Il ne résiste guère plus aux autres procédés de l’apitoiement : le gémissement du violon tzigane, l’oreille piteuse du berger allemand, le sommeil blême du bébé roumain. Attention cependant : si vous voulez tirer de lui les deux euros qui vous manquent, renoncez aux slogans « J’ai faim » ou « Pour manger », qui, toujours affichés par des grassouillets, lui semblent une ironie de mauvais goût.
Paul ne retire d’ailleurs aucune satisfaction morale d’une générosité plutôt subie comme une faiblesse de caractère dans les situations plates.
Une seule fois la Charité lui joua son grand air, sous la baguette d’un maître en fantaisie tendre.
Mais pourquoi faisait-il ce jour-là ses courses dans un hypermarché, puisque le petit arabe du coin lui suffit ? Se croyait-il comme missionné en terre barbare par quelque génie de la renaissance ? Il représenta d’abord à une mère pousseuse de caddie l’indignité de charrier le fruit de ses entrailles entre le pack de bière et le papier toilette : on l’envoya paître. Il se mit en devoir d’expliquer à trois gamins pilleurs de cookies que leur acte constituait une atteinte au contrat social : un geste obscène l’interrompit. Il fit observer à un vieux de son genre qu’on n’abandonne pas un paquet de saucisses au rayon des brosses à dents : « Je t’emmerde ! » Bien résolu à ne plus fréquenter jamais les grandes surfaces, ces concentrés de disgrâce, il allait se mettre en quête d’une caisse à moins de dix articles, quand, au détour d’une gondole de conserves « à profiter », il tomba nez à nez sur sa raison d’être là.
La jeune femme le remercie, mais son regard demeure implorant. « Qu’est-ce qu’il lui faut d’autre, à ce bébé ? dit Paul. Prenez, je vous dirai quand ça suffit. ». Elle s’ensoleilla et le conduisit au département layette : trois bodies, deux grenouillères, deux paires de chaussettes et un bonnet. « Tout augmente, songeait Paul. Ça commence à faire une aumône rondelette…Enfin, je suis sûr au moins qu’on n’ira pas la boire au zinc ! »
Il y eut aussi les jouets –« pour ce que rire est le propre de l’homme »- et Paul trouva qu’un hochet à tête de souris pourrait égayer les heures sombres d’un nourrisson défavorisé. Puis, comme la jeune femme l’entraînait insensiblement vers l’allée des landaus et poussettes, il jugea raisonnable de ne pas laisser tourner plus longtemps la roue de la fortune.
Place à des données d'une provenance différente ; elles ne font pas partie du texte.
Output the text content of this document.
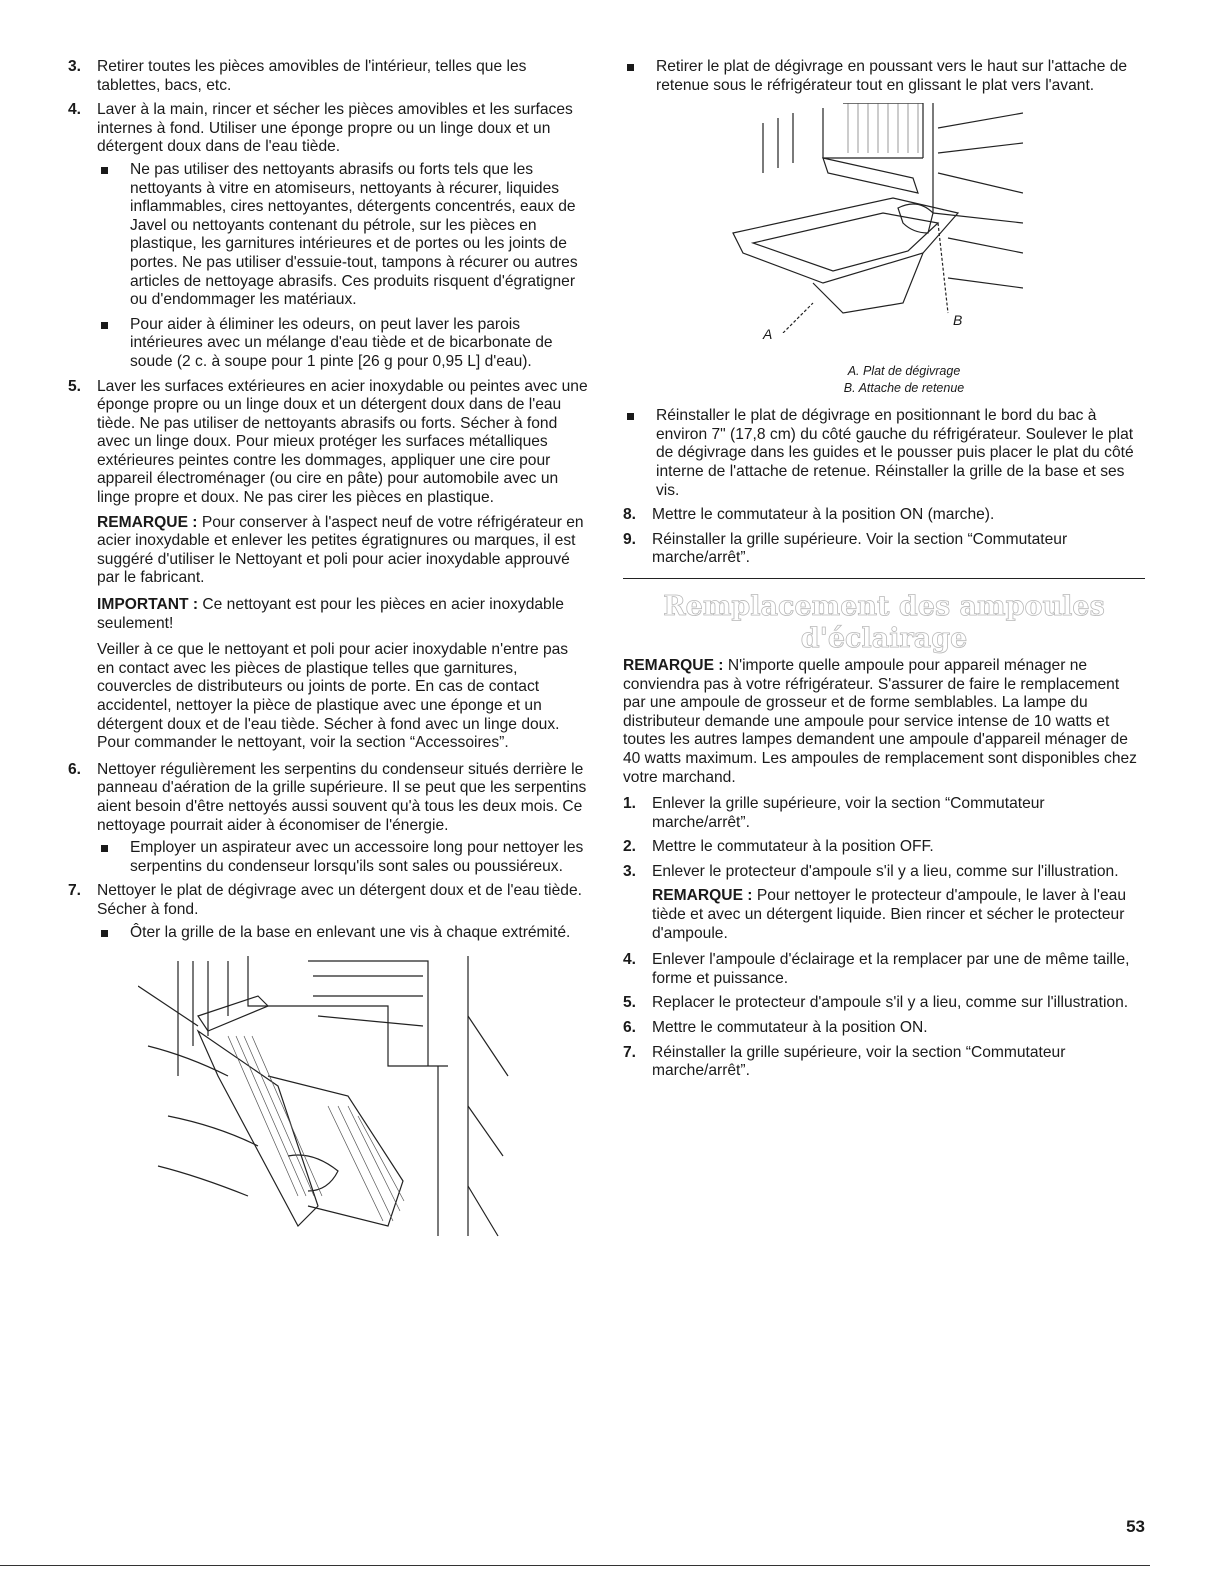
3. Retirer toutes les pièces amovibles de l'intérieur, telles que les tablettes, bacs, etc.

4. Laver à la main, rincer et sécher les pièces amovibles et les surfaces internes à fond. Utiliser une éponge propre ou un linge doux et un détergent doux dans de l'eau tiède.

Ne pas utiliser des nettoyants abrasifs ou forts tels que les nettoyants à vitre en atomiseurs, nettoyants à récurer, liquides inflammables, cires nettoyantes, détergents concentrés, eaux de Javel ou nettoyants contenant du pétrole, sur les pièces en plastique, les garnitures intérieures et de portes ou les joints de portes. Ne pas utiliser d'essuie-tout, tampons à récurer ou autres articles de nettoyage abrasifs. Ces produits risquent d'égratigner ou d'endommager les matériaux.
Pour aider à éliminer les odeurs, on peut laver les parois intérieures avec un mélange d'eau tiède et de bicarbonate de soude (2 c. à soupe pour 1 pinte [26 g pour 0,95 L] d'eau).
5. Laver les surfaces extérieures en acier inoxydable ou peintes avec une éponge propre ou un linge doux et un détergent doux dans de l'eau tiède. Ne pas utiliser de nettoyants abrasifs ou forts. Sécher à fond avec un linge doux. Pour mieux protéger les surfaces métalliques extérieures peintes contre les dommages, appliquer une cire pour appareil électroménager (ou cire en pâte) pour automobile avec un linge propre et doux. Ne pas cirer les pièces en plastique.

REMARQUE : Pour conserver à l'aspect neuf de votre réfrigérateur en acier inoxydable et enlever les petites égratignures ou marques, il est suggéré d'utiliser le Nettoyant et poli pour acier inoxydable approuvé par le fabricant.

IMPORTANT : Ce nettoyant est pour les pièces en acier inoxydable seulement!

Veiller à ce que le nettoyant et poli pour acier inoxydable n'entre pas en contact avec les pièces de plastique telles que garnitures, couvercles de distributeurs ou joints de porte. En cas de contact accidentel, nettoyer la pièce de plastique avec une éponge et un détergent doux et de l'eau tiède. Sécher à fond avec un linge doux. Pour commander le nettoyant, voir la section “Accessoires”.

6. Nettoyer régulièrement les serpentins du condenseur situés derrière le panneau d'aération de la grille supérieure. Il se peut que les serpentins aient besoin d'être nettoyés aussi souvent qu'à tous les deux mois. Ce nettoyage pourrait aider à économiser de l'énergie.

Employer un aspirateur avec un accessoire long pour nettoyer les serpentins du condenseur lorsqu'ils sont sales ou poussiéreux.
7. Nettoyer le plat de dégivrage avec un détergent doux et de l'eau tiède. Sécher à fond.

Ôter la grille de la base en enlevant une vis à chaque extrémité.
Retirer le plat de dégivrage en poussant vers le haut sur l'attache de retenue sous le réfrigérateur tout en glissant le plat vers l'avant.
A
B
A. Plat de dégivrage
B. Attache de retenue
Réinstaller le plat de dégivrage en positionnant le bord du bac à environ 7" (17,8 cm) du côté gauche du réfrigérateur. Soulever le plat de dégivrage dans les guides et le pousser puis placer le plat du côté interne de l'attache de retenue. Réinstaller la grille de la base et ses vis.
8. Mettre le commutateur à la position ON (marche).

9. Réinstaller la grille supérieure. Voir la section “Commutateur marche/arrêt”.

Remplacement des ampoules d'éclairage

REMARQUE : N'importe quelle ampoule pour appareil ménager ne conviendra pas à votre réfrigérateur. S'assurer de faire le remplacement par une ampoule de grosseur et de forme semblables. La lampe du distributeur demande une ampoule pour service intense de 10 watts et toutes les autres lampes demandent une ampoule d'appareil ménager de 40 watts maximum. Les ampoules de remplacement sont disponibles chez votre marchand.

1. Enlever la grille supérieure, voir la section “Commutateur marche/arrêt”.

2. Mettre le commutateur à la position OFF.

3. Enlever le protecteur d'ampoule s'il y a lieu, comme sur l'illustration.

REMARQUE : Pour nettoyer le protecteur d'ampoule, le laver à l'eau tiède et avec un détergent liquide. Bien rincer et sécher le protecteur d'ampoule.

4. Enlever l'ampoule d'éclairage et la remplacer par une de même taille, forme et puissance.

5. Replacer le protecteur d'ampoule s'il y a lieu, comme sur l'illustration.

6. Mettre le commutateur à la position ON.

7. Réinstaller la grille supérieure, voir la section “Commutateur marche/arrêt”.

53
Au passage à la caisse, pour éviter sans doute le regard scrutateur du vigile, la mère courage se serra fort contre son bienfaiteur, et Paul se flattait qu’on pût le prendre pour le grand-père -pourquoi pas le père ? vu l’évolution des mœurs, qui lui parut soudain très naturelle. Comme il rempochait son chéquier, au sourire complice de la caissière, la belle nécessiteuse lui posa un baiser sur la joue, puis s’en fut prestement avec son butin.
Et Paul, en emplissant d’eaux minérales et de biscotes le coffre de sa voiture, souriait encore vaguement à sa rêverie, une de ces chimères qui ne s’attendent pas chez un célibataire senior sous étroite surveillance médicale.